Глава 6
Виконт Раймон Роже Тренкавель стоял на возвышении в дальнем конце Большого зала. Он заметил, как прошмыгнул в дверь запоздавший Гильом дю Мас, но ждал не его – Пеллетье.
Тренкавель был одет для переговоров, а не для битвы. Алая накидка с длинными рукавами, с золотой вышивкой по вороту и манжетам доходила до колен. Синий плащ был застегнут на шее большой круглой золотой пряжкой, и лучи солнца, падавшие в высокие окна под потолком южной стены, играли на ней яркими отблесками. Над его головой висел огромный щит с гербом Тренкавелей, а за ним скрещивались два тяжелых копья. Тот же узор повторялся на знаменах, церемониальных одеяниях свиты и на доспехах. Он же виднелся над аркой Нарбоннских ворот за мостом – приветствуя друзей и напоминая им о давних узах между Тренкавелями и их подданными. Слева от щита уже много поколений висел гобелен с изображением единорога.

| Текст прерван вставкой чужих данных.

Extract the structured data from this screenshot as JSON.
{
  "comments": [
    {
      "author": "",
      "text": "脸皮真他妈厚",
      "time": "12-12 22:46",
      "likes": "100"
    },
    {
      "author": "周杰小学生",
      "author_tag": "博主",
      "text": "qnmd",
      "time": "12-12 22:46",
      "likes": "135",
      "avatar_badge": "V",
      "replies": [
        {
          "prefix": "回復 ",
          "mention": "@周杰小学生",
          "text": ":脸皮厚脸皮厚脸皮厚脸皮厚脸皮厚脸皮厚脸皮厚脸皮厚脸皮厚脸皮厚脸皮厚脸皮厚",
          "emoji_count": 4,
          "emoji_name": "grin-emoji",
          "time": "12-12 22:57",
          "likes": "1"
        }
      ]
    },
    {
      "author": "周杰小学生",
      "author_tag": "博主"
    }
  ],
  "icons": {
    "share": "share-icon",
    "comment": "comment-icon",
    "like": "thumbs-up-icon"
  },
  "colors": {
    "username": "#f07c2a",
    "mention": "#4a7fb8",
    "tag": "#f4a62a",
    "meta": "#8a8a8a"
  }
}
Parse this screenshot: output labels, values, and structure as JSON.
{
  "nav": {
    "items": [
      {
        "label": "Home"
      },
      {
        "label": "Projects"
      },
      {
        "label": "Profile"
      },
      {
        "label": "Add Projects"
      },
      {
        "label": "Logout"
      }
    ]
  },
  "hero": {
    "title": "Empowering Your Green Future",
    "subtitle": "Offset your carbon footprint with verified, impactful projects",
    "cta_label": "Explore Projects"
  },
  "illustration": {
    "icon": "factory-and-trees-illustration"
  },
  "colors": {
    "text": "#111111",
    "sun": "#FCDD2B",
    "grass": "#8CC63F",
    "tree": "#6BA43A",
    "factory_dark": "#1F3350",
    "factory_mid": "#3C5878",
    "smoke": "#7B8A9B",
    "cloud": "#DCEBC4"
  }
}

На дальней стороне возвышения в углублении стены открывалась маленькая дверь, ведущая в личные покои виконта, расположенные в сторожевой башне Пинте – древнейшей из построек шато Комталь. Эту дверь скрывала синяя штора с изображением трех горностаев, составлявших герб Тренкавелей. Штора отчасти защищала от сквозняков, свистевших зимой в Большом зале. Сегодня она была сдвинута и перехвачена толстым золотым шнуром.
Раймон Роже Тренкавель провел в этой комнате раннее детство и, вернувшись, поселился под защитой древних стен вместе с женой – Агнесс де Монпелье – и двухгодовалым сыном-наследником. Он преклонял колени в той же крошечной часовне, где прежде молились его родители; спал на том же дубовом ложе, на котором родила его мать. В теплые летние дни, подобные нынешнему, он в сумерках выглядывал в то же сводчатое окно и видел то же закатное солнце, окрашивающее багрянцем поля Ока.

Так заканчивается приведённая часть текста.